I have these 2 exercises, i tried to solve them but i'm now sure about my answer. I'm not really good at this mathematics area, so i'd appreciate any help
Exercise 1.- "Rex is going to paint a six-floor building and he has 2 colors, green and blue. How many ways can the building be painted, if each floor is painted in a single color and there can't be consecutive floors painted blue?" Note: He can't paint all the building Green.
My ideas
I solved it in a "manual" way. Let's see, if Rex just paint one floor blue, he can paint the building of 6 ways,that are:
- B,G,G,G,G,G
- G,B,G,G,G,G
- G,G,B,G,G,G
- G,G,G,B,G,G
- G,G,G,G,B,G
- G,G,G,G,G,B
if he paint 2 floors blue, he can do it of 10 ways :
- B,G,B,G,G,G
- B,G,G,B,G,G
- B,G,G,G,B,G
- B,G,G,G,G,B
- G,B,G,B,G,G
- G,B,G,G,B,G
- G,B,G,G,G,B
- G,G,B,G,B,G
- G,G,B,G,G,B
- G,G,G,B,G,B
and if he paint 3 floors, he can do it of 4 ways.
- B,G,B,G,B,G
- B,G,B,G,G,B
- B,G,G,B,G,B
- G,B,G,B,G,B
in total he got 6 + 10 + 4 = 20 ways
But i don't really want that, i'd like to do it in a "formula way", with a Binomial coefficient, or by a permutation/combination. i got:
painting 1 floor blue he has:
$\frac{6!}{1!5!}$ = 6
Painting 2 floors blue he has (The total ways to paint two floors minus the ways to paint consecutive floors:
$\frac{6!}{2!4!}$ - $\frac{5!}{1!4!}$ = $15-5$ = $10$
Next to that i don't really know how. I would appreciate for any help, thanks.
Let's paint the building floor by floor, and keep track of two numbers: options where the top-most painted floor (floor $n$) is green $g(n)$, and those where it is blue $b(n)$.
Clearly $g(1)=1$ and $b(1)=1$ (ignoring, for now, the restriction on an all-green building).
If we have painted up to floor $k$, how many options are there for floor $k\!+\!1$? To paint the new floor blue, we need the previous floor green, so $b(k\!+\!1)=g(k)$. But we don't have that restriction on green floors, so $g(k\!+\!1) = g(k)+b(k)$.

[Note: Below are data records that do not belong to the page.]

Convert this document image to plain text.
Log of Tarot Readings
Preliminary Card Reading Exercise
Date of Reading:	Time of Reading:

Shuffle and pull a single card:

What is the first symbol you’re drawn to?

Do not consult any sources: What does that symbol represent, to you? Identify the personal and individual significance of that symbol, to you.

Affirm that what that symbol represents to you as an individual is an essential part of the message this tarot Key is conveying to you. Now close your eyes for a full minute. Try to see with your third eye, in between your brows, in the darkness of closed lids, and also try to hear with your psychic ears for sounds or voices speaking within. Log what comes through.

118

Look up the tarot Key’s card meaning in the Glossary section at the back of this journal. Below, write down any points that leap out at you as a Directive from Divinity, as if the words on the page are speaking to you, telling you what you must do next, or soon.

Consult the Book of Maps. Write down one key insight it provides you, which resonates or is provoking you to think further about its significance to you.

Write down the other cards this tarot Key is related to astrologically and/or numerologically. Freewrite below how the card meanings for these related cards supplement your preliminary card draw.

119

So we can quickly paint up the building:
\begin{array}{|c|c|} \hline \text{floor }n & g(n) & b(n) \\ \hline 1 & 1 & 1 \\ \hline 2 & 2 & 1 \\ \hline 3 & 3 & 2 \\ \hline 4 & 5 & 3 \\ \hline 5 & 8 & 5 \\ \hline 6 & 13 & 8 \\ \hline \end{array}
-then add these two and subtract the all-green option to get the answer of $13+8-1 = 20$
On the way to the answer, most people with an interest in mathematics will recognize the Fibonacci sequence, and it's clear that $g(k\!+\!1) = g(k)+g(k\!-\!1)$ (since $b(k)=g(k\!-\!1)$) which explains this occurrence.